Chris Bosh tells Paul Pierce that Boston is ‘the toughest place I’ve had to play’
Paul Pierce and Chris Bosh both know their way around a Big Three.
Pierce’s Celtics started the movement towards star-powered trios in 2007 before Bosh combined with LeBron James and Dwayne Wade to match them in Miami three years later. Pierce and Bosh joined another Big Three over All Star weekend, sitting down with Brian Scalabrine to discuss the Celtics-Heat rivalry and the evolution of the NBA.
On the Yahoo Sports NBA podcast with Chris Mannix, Pierce said that the era of trio-led teams may soon end as the top teams add a fourth star to the equation.
“I like Big Threes,” Pierce said. “Now it’s like we’re headed towards the era of Big Fours. I thought three was great, but you look at Golden State with four All-Stars. Now you have to have four All-Stars to consistently win.”
The former Celtics forward, who’s jersey was recently raised to the Boston Garden rafters, said that the Celtics’ Big Three happened organically. He said he didn’t make any phone calls to Kevin Garnett or Ray Allen asking them to join him in Boston. Instead, Danny Ainge was able to bring them together by swapping seven players, three draft picks, and cash for Garnett, Allen, and Banner 17. Pierce believes the Celtics’ success had a ripple effect across the league.

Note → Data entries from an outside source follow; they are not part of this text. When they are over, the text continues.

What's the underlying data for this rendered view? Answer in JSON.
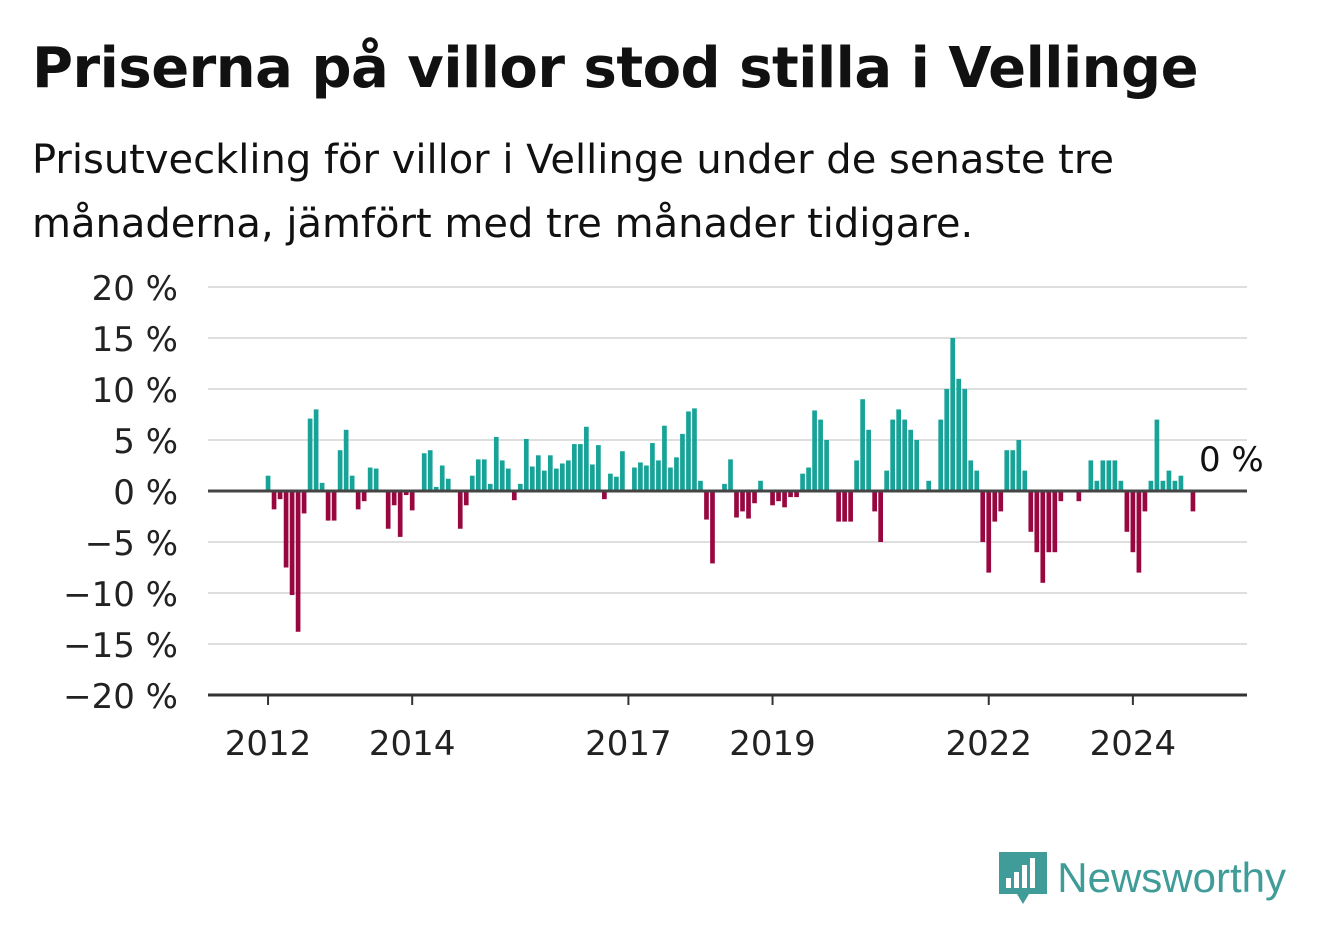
{
  "title": "Priserna på villor stod stilla i Vellinge",
  "subtitle": "Prisutveckling för villor i Vellinge under de senaste tre månaderna, jämfört med tre månader tidigare.",
  "brand": {
    "name": "Newsworthy"
  },
  "colors": {
    "positive": "#17a398",
    "negative": "#98073f",
    "grid": "#dedede",
    "axis": "#333333"
  },
  "chart_data": {
    "type": "bar",
    "title": "Priserna på villor stod stilla i Vellinge",
    "ylim": [
      -20,
      20
    ],
    "yticks": [
      20,
      15,
      10,
      5,
      0,
      -5,
      -10,
      -15,
      -20
    ],
    "ytick_labels": [
      "20 %",
      "15 %",
      "10 %",
      "5 %",
      "0 %",
      "−5 %",
      "−10 %",
      "−15 %",
      "−20 %"
    ],
    "xlim": [
      "2011-03",
      "2025-08"
    ],
    "xticks": [
      "2012-01",
      "2014-01",
      "2017-01",
      "2019-01",
      "2022-01",
      "2024-01"
    ],
    "xtick_labels": [
      "2012",
      "2014",
      "2017",
      "2019",
      "2022",
      "2024"
    ],
    "start_month": "2012-01",
    "values": [
      1.5,
      -1.8,
      -0.8,
      -7.5,
      -10.2,
      -13.8,
      -2.2,
      7.1,
      8.0,
      0.8,
      -2.9,
      -2.9,
      4.0,
      6.0,
      1.5,
      -1.8,
      -1.0,
      2.3,
      2.2,
      0.0,
      -3.7,
      -1.4,
      -4.5,
      -0.4,
      -1.9,
      0.0,
      3.7,
      4.0,
      0.4,
      2.5,
      1.2,
      0.0,
      -3.7,
      -1.4,
      1.5,
      3.1,
      3.1,
      0.7,
      5.3,
      3.0,
      2.2,
      -0.9,
      0.7,
      5.1,
      2.4,
      3.5,
      2.0,
      3.5,
      2.2,
      2.7,
      3.0,
      4.6,
      4.6,
      6.3,
      2.6,
      4.5,
      -0.8,
      1.7,
      1.4,
      3.9,
      0.0,
      2.3,
      2.8,
      2.5,
      4.7,
      3.0,
      6.4,
      2.3,
      3.3,
      5.6,
      7.8,
      8.1,
      1.0,
      -2.8,
      -7.1,
      0.0,
      0.7,
      3.1,
      -2.6,
      -2.0,
      -2.7,
      -1.2,
      1.0,
      0.0,
      -1.4,
      -1.0,
      -1.6,
      -0.6,
      -0.6,
      1.7,
      2.3,
      7.9,
      7.0,
      5.0,
      0.0,
      -3.0,
      -3.0,
      -3.0,
      3.0,
      9.0,
      6.0,
      -2.0,
      -5.0,
      2.0,
      7.0,
      8.0,
      7.0,
      6.0,
      5.0,
      0.0,
      1.0,
      0.0,
      7.0,
      10.0,
      15.0,
      11.0,
      10.0,
      3.0,
      2.0,
      -5.0,
      -8.0,
      -3.0,
      -2.0,
      4.0,
      4.0,
      5.0,
      2.0,
      -4.0,
      -6.0,
      -9.0,
      -6.0,
      -6.0,
      -1.0,
      0.0,
      0.0,
      -1.0,
      0.0,
      3.0,
      1.0,
      3.0,
      3.0,
      3.0,
      1.0,
      -4.0,
      -6.0,
      -8.0,
      -2.0,
      1.0,
      7.0,
      1.0,
      2.0,
      1.0,
      1.5,
      0.0,
      -2.0
    ],
    "annotation": {
      "label": "0 %",
      "month": "2024-12"
    }
  }
}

“I think we have some responsibility for that. If there wasn’t Boston’s three, there wouldn’t have been Miami and then there wouldn’t be Golden State,” Pierce said.
The animosity between Pierce’s Celtics and Bosh’s Heat peaked in the 2013 Eastern Conference Finals, which Miami came back to win in seven games, then flamed again when Allen left to sign with the Heat. Bosh said that at the height of the rivalry, it got to the point where he couldn’t sleep the night before facing Kevin Garnett and the Celtics.
“People don’t know that about Boston, man, it’s the toughest place I’ve had to play,” Bosh said.
Bosh talked about the challenge of facing someone as competitive as Garnett, describing every matchup against him as a wrestling match. He wasn’t the only one on the receiving end of KG’s loving embrace. Pierce told the story of the first time Joakim Noah came up against Garnett.
As Pierce tells it, Noah told Garnett that he had looked up to him growing up and even had Garnett’s poster on his wall. His idol responded by dropping an f-bomb on the youngster.
Pierce believes that competitive spirit is somewhat lacking in today’s NBA as public relations becomes more important and players make friendships through AAU.
“There’s so much money in this game,” Pierce said. “Billions of dollars at stake, reputations, images, branding—it’s a whole other landscape. You look at an NBA player who has eight, nine million followers on Instagram or Twitter. That’s an image thing. That creates dollars off the court for the player so players don’t want to do anything to damage that.”
The retired Celtics legend has no burning desire to get back on the court. He said he’s enjoying spending time with his family and hasn’t picked up a basketball in months.
“I wake up, look at the alarm clock, turn it off and lay back down,” he said.